「一番はじめの出来事」「補陀落」

●『十九歳の地図』(中上健次)に収録されている「一番はじめの出来事」を読むと、既にここに中上健次の全てが出そろっているという感じがする。中上健次という作家は、ある主題なり何なりを深く追求してゆくというタイプの作家ではなくて、同一の主題をひたすら反復させ拡張させ、その反復による拡張の過程で様々な問題を作品内部に誘い込み、抱え込んでゆき、それによって作品の「内容量」がどんどん大きく複雑になってゆく、という作家だと思う。
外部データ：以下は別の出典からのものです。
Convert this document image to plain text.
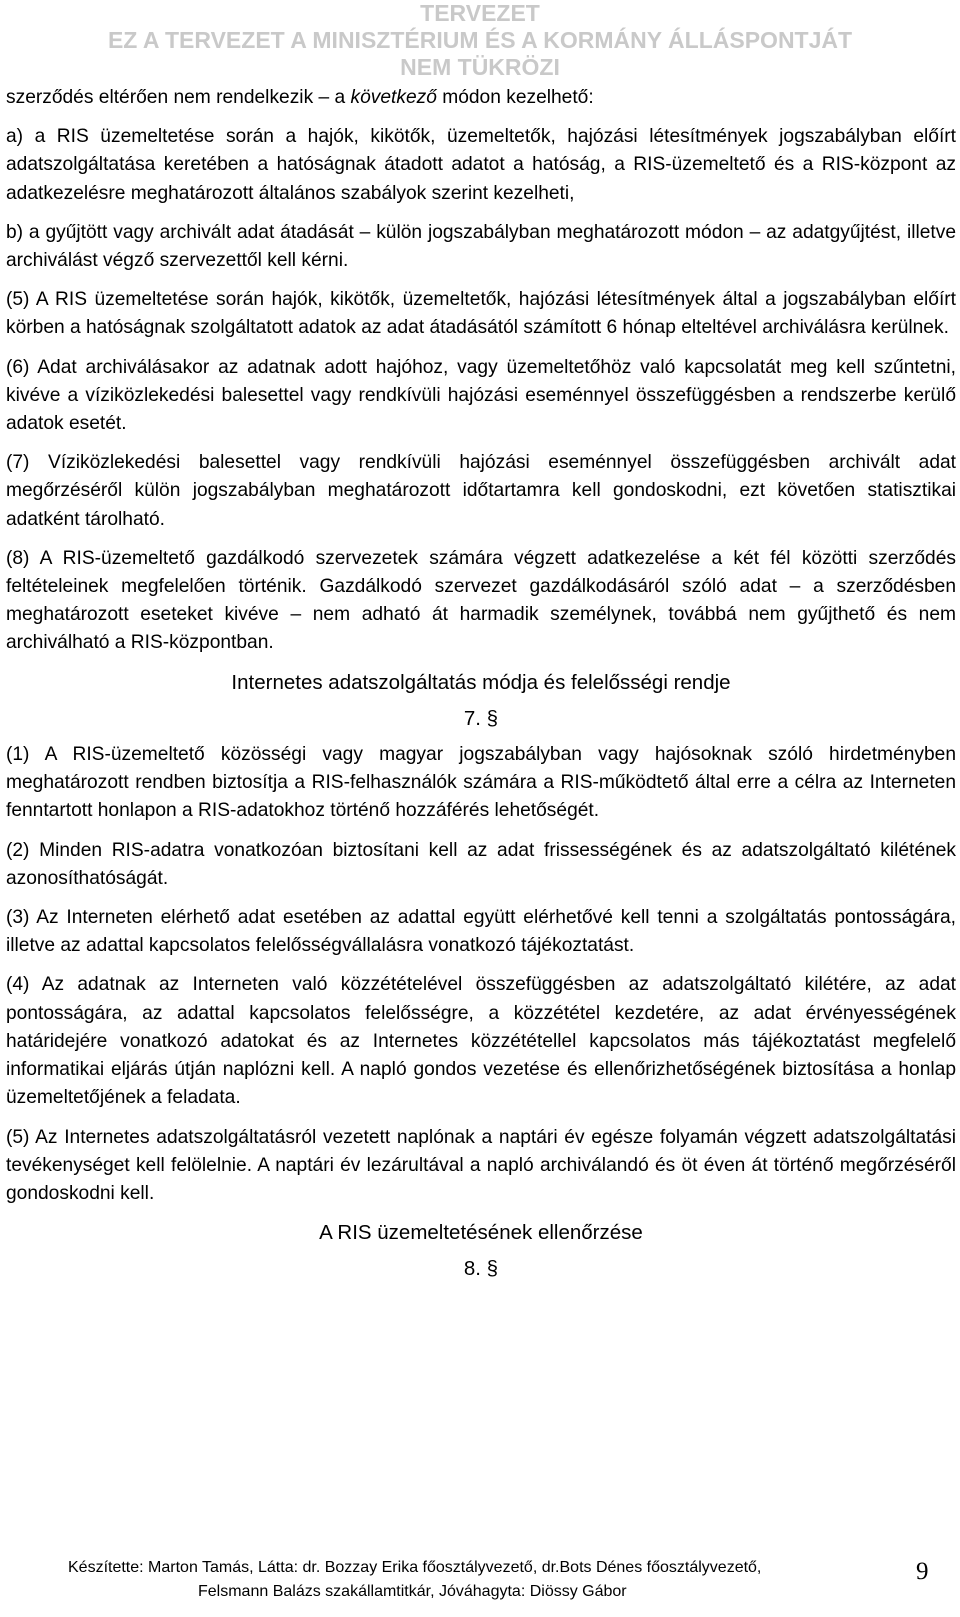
TERVEZET
EZ A TERVEZET A MINISZTÉRIUM ÉS A KORMÁNY ÁLLÁSPONTJÁT
NEM TÜKRÖZI

szerződés eltérően nem rendelkezik – a következő módon kezelhető:

a) a RIS üzemeltetése során a hajók, kikötők, üzemeltetők, hajózási létesítmények jogszabályban előírt adatszolgáltatása keretében a hatóságnak átadott adatot a hatóság, a RIS-üzemeltető és a RIS-központ az adatkezelésre meghatározott általános szabályok szerint kezelheti,

b) a gyűjtött vagy archivált adat átadását – külön jogszabályban meghatározott módon – az adatgyűjtést, illetve archiválást végző szervezettől kell kérni.

(5) A RIS üzemeltetése során hajók, kikötők, üzemeltetők, hajózási létesítmények által a jogszabályban előírt körben a hatóságnak szolgáltatott adatok az adat átadásától számított 6 hónap elteltével archiválásra kerülnek.

(6) Adat archiválásakor az adatnak adott hajóhoz, vagy üzemeltetőhöz való kapcsolatát meg kell szűntetni, kivéve a víziközlekedési balesettel vagy rendkívüli hajózási eseménnyel összefüggésben a rendszerbe kerülő adatok esetét.

(7) Víziközlekedési balesettel vagy rendkívüli hajózási eseménnyel összefüggésben archivált adat megőrzéséről külön jogszabályban meghatározott időtartamra kell gondoskodni, ezt követően statisztikai adatként tárolható.

(8) A RIS-üzemeltető gazdálkodó szervezetek számára végzett adatkezelése a két fél közötti szerződés feltételeinek megfelelően történik. Gazdálkodó szervezet gazdálkodásáról szóló adat – a szerződésben meghatározott eseteket kivéve – nem adható át harmadik személynek, továbbá nem gyűjthető és nem archiválható a RIS-központban.

Internetes adatszolgáltatás módja és felelősségi rendje

7. §

(1) A RIS-üzemeltető közösségi vagy magyar jogszabályban vagy hajósoknak szóló hirdetményben meghatározott rendben biztosítja a RIS-felhasználók számára a RIS-működtető által erre a célra az Interneten fenntartott honlapon a RIS-adatokhoz történő hozzáférés lehetőségét.

(2) Minden RIS-adatra vonatkozóan biztosítani kell az adat frissességének és az adatszolgáltató kilétének azonosíthatóságát.

(3) Az Interneten elérhető adat esetében az adattal együtt elérhetővé kell tenni a szolgáltatás pontosságára, illetve az adattal kapcsolatos felelősségvállalásra vonatkozó tájékoztatást.

(4) Az adatnak az Interneten való közzétételével összefüggésben az adatszolgáltató kilétére, az adat pontosságára, az adattal kapcsolatos felelősségre, a közzététel kezdetére, az adat érvényességének határidejére vonatkozó adatokat és az Internetes közzététellel kapcsolatos más tájékoztatást megfelelő informatikai eljárás útján naplózni kell. A napló gondos vezetése és ellenőrizhetőségének biztosítása a honlap üzemeltetőjének a feladata.

(5) Az Internetes adatszolgáltatásról vezetett naplónak a naptári év egésze folyamán végzett adatszolgáltatási tevékenységet kell felölelnie. A naptári év lezárultával a napló archiválandó és öt éven át történő megőrzéséről gondoskodni kell.

A RIS üzemeltetésének ellenőrzése

8. §

Készítette: Marton Tamás, Látta: dr. Bozzay Erika főosztályvezető, dr.Bots Dénes főosztályvezető,
Felsmann Balázs szakállamtitkár, Jóváhagyta: Diössy Gábor
9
しかし、その作品を作動させる原因(起点)となるものはほとんど同一のもの(それは兄の死という謎であり、路地や家族関係に対する愛着と憎悪であろう)で、そしてそれを作動させ増殖させる装置(それは、甘ったれた坊ちゃんとしての私の自意識であり、その「私」を甘やかす姉や母やオバたちや路地の女たちが延々と語る噂話であろう)も、ほぼ同一のものであるように思われる。だからおとろくべきものはそれではなく、「一番はじめの出来事」のようなささやかな物語を、『地の果て 至上の時』や『奇蹟』といった巨大なものにまで拡張させてしまうほどの、(ほとんど強迫的な)止む事の無い反復の力のようなものだろうと思う。
●それにしても、巻末に収録されている「補陀落」はとても良い小説で、ぼくはこの一編が、『千年の愉楽』の連作の全てよりもずっと良いのではないかと思った。